“On J. M. Synge

黃志軒

摘要

Summary: J.M. Synge’s “Preface to The Playboy of the Western World

     In his Preface to The Playboy of the Western World, John Synge notes that he is “glad to acknowledge how much [he owes] to the folk-imagination” of the fine people “along the coast from Kerry to Mayo, or from beggar-women and ballad-singers nearer Dublin” (453). Partially to open a new chapter for the Irish drama during the Irish Revival, Synge instead blends the naïve reality with imagination, arguing that “people have grown sick of the false joy of the musical comedy, that has been given them in place of the rich joy found only in what is superb and wild in reality” (454). In this trajectory, we can understand why his play caused riots, for the audiences had been more accustomed to the commercial theatre and thus felt difficult to see themselves through a mirror which the playwright set for them in reality.

 

Summary: Paige Reynolds’s “The First Playboy”

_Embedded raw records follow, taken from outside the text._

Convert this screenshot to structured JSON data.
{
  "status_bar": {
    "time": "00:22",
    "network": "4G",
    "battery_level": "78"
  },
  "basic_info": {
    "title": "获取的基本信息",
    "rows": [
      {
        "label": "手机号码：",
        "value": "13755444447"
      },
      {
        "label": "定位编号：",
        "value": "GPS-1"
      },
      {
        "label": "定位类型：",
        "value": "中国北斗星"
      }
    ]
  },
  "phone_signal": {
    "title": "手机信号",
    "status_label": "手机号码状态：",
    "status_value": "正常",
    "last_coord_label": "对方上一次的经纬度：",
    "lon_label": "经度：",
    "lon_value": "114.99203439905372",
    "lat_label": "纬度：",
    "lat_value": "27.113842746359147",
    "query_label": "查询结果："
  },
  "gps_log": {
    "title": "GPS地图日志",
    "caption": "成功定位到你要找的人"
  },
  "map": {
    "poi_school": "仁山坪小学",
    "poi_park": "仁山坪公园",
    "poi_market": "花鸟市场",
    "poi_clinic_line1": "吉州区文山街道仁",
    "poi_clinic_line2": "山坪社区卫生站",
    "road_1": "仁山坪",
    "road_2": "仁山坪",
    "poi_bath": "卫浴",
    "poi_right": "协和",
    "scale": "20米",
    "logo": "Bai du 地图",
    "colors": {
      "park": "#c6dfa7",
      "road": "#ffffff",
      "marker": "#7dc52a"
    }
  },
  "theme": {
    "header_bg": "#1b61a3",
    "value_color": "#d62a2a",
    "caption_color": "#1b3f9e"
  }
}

     In his assessment of the early performances of The Playboys of the Western World, Paige Reynolds points out that this play so “powerfully . . . manipulate[s] its first audiences into a critical self-awareness about their authority in both cultural and national politics” (464). He notes that it is because of Synge’s specific insult to Irish womanhood that aroused so much outrage. People were irritated and felt the need to protest. According to Reynolds, “the week-long run of Playboy was accompanied not only by vociferous remonstrations, but also by a lively debate about its representations of Irish life and its artistic merit and, hence, about its suitability for performance by the self-proclaimed ‘National Theatre Society, Ltd.’” (465).

 

Summary: Ben Levitas on The Playboy of the Western World 

     In “Censorship and Self-Censure in the Plays of J. M. Synge,” Ben Levitas notes that “Synge’s capacity to unsettle drew power from his capacity to combine direct language, poetic register, and dramatic symbol” (468). He then demonstrates why such junctures of language and the representation of violence on stage incurred so much debate: “Synge’s calculated provocation in The Playboy did more than expose his audiences’ sexual repression and force them to sublimate their own desires as defensive outrage. The language of Synge’s theatricality is always assertive in its resting interplay between the ideal and the real, and always alert to the ambiguous powers of concerted action” (471).

Work Citied

“On J. M. Synge.” Modern and Contemporary Irish Drama. 1991. Ed. John P. Harrington. New York: Norton, 2009. Print.